Slt Roger Goubeau, observateur de l'escadrille F 52 pose à côté d'un Nieuport 17 de l'escadrille N 3 sur le terrain de Cachy pendant l'été 1916 - Cliquez sur l'image pour l'agrandir - Photo Roger Goubeau transmise par Nicolas Larger que je remercie pour son aide.

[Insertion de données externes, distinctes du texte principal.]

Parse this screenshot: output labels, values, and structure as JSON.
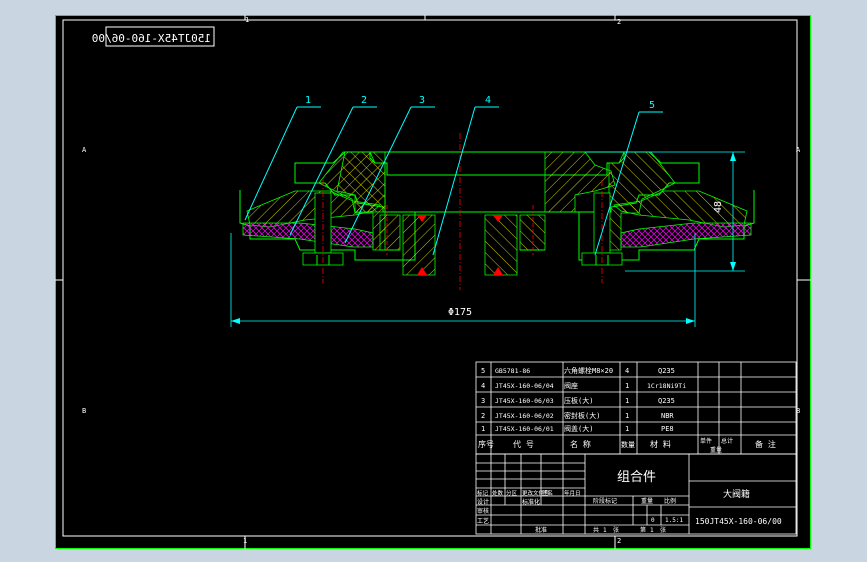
{
  "drawing": {
    "number_mirrored": "150JT45X-160-06/00",
    "zone_columns": [
      "1",
      "2"
    ],
    "zone_rows": [
      "A",
      "B"
    ],
    "balloons": [
      "1",
      "2",
      "3",
      "4",
      "5"
    ],
    "dimension_height": "48",
    "dimension_diameter": "Φ175"
  },
  "bom": {
    "rows": [
      {
        "no": "5",
        "code": "GB5781-86",
        "name": "六角螺栓M8×20",
        "qty": "4",
        "material": "Q235"
      },
      {
        "no": "4",
        "code": "JT45X-160-06/04",
        "name": "阀座",
        "qty": "1",
        "material": "1Cr18Ni9Ti"
      },
      {
        "no": "3",
        "code": "JT45X-160-06/03",
        "name": "压板(大)",
        "qty": "1",
        "material": "Q235"
      },
      {
        "no": "2",
        "code": "JT45X-160-06/02",
        "name": "密封板(大)",
        "qty": "1",
        "material": "NBR"
      },
      {
        "no": "1",
        "code": "JT45X-160-06/01",
        "name": "阀盖(大)",
        "qty": "1",
        "material": "PE8"
      }
    ],
    "headers": {
      "no": "序号",
      "code": "代 号",
      "name": "名 称",
      "qty": "数量",
      "material": "材 料",
      "unit": "单件",
      "total": "总计",
      "weight": "重量",
      "note": "备 注"
    }
  },
  "title_block": {
    "assembly_name": "组合件",
    "product": "大阀籍",
    "drawing_number": "150JT45X-160-06/00",
    "labels": {
      "mark": "标记",
      "count": "处数",
      "zone": "分区",
      "doc": "更改文件号",
      "sign": "签名",
      "date": "年月日",
      "design": "设计",
      "standard": "标准化",
      "audit": "审核",
      "process": "工艺",
      "approve": "批准",
      "stage": "阶段标记",
      "weight": "重量",
      "scale": "比例",
      "sheet_total": "共",
      "sheet": "张",
      "sheet_no": "第"
    },
    "scale": "1.5:1",
    "weight": "0",
    "sheets": "1"
  },
  "colors": {
    "frame": "#ffffff",
    "geometry": "#00ff00",
    "dimensions": "#00ffff",
    "centerline": "#ff0000",
    "hatch_main": "#ffff00",
    "hatch_seal": "#ff00ff",
    "background": "#000000"
  }
}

Slt Roger Goubeau - Né le 25 octobre 1893 à Luzenac (Ariège) - Fils de Georges Goubeau et de Marguerite Calvet - Classe 1913 - Recrutement de Foix sous le matricule n° 840 - Ajourné pour un an pour faiblesse en 1913 - Déclaré "Apte" auservice armée par la commission spéciale de Foix, le 24 juin 1914 - Affecté au 23ème régiment d'artillerie de campagne, le 7 septembre 1914 - Nommé Brigadier, le 19 septembre 1914 - Affecté au 6ème régiment d'artillerie, le 13 mars 1915 - Nommé Sous-lieutenant, de réserve à titre temporaire, en date du 1er juillet 1915 - Affecté au 61ème régiment d'artillerie, le 1er juillet 1915 - Affecté au 58ème régiment d'artillerie, le 24 septembre 1915 - Nommé Sous-lieutenant à titre définitif, 27 septembre 1915 - Citation n° 80 à l'ordre de la 70ème division d'infanterie, en date du 17 octobre 1915 - Observateur de l'escadrille F 52 du 18 février 1916 au 23 avril 1917 - Citation n° 64 à l'ordre du 1er CAC, en date du 19 août 1916 - Citation n° 249 à l'ordre de la 10ème armée, en date du 30 décembre 1916 - Brevet de pilote militaire n° 6042 obtenu directement à l'escadrille F 52, le 23 avril 1917 - Pilote de l'escadrille F 52 / AR 52 / SAL 52 du 23 avril 1917 au 10 avril 1918 - Nommé Lieutenant de réserve à titre temporaire, le 11 août 1917 - Citation n° 5813 à l'ordre de la 10ème armée, en date du 10 octobre 1917 - Chevalier de la Légion d'Honneur et citation à l'ordre de l'armée, en date du 16 octobre 1917 - Pilote de l'escadrille SPA 76 du 11 avril au 31 mai 1918 - Grièvement blessé au cours d'un combat aérien, le 31 mai 1918 - Décédé des suites de ses blessures à l'ambulance 11/2 de Coeuvre (Aisne), le même jour - Citation à l'ordre de la 10ème armée, en date du 14 juillet 1918 - Sources : Liste des brevets militaires - LO - CCC de l'escadrille F 52 - CCC de l'escadrille SPA 76 - Fiche matricule du département de l'Ariège - Bailey/Cony - JORF - MpF - Dernière mise à jour : 2 novembre 2017.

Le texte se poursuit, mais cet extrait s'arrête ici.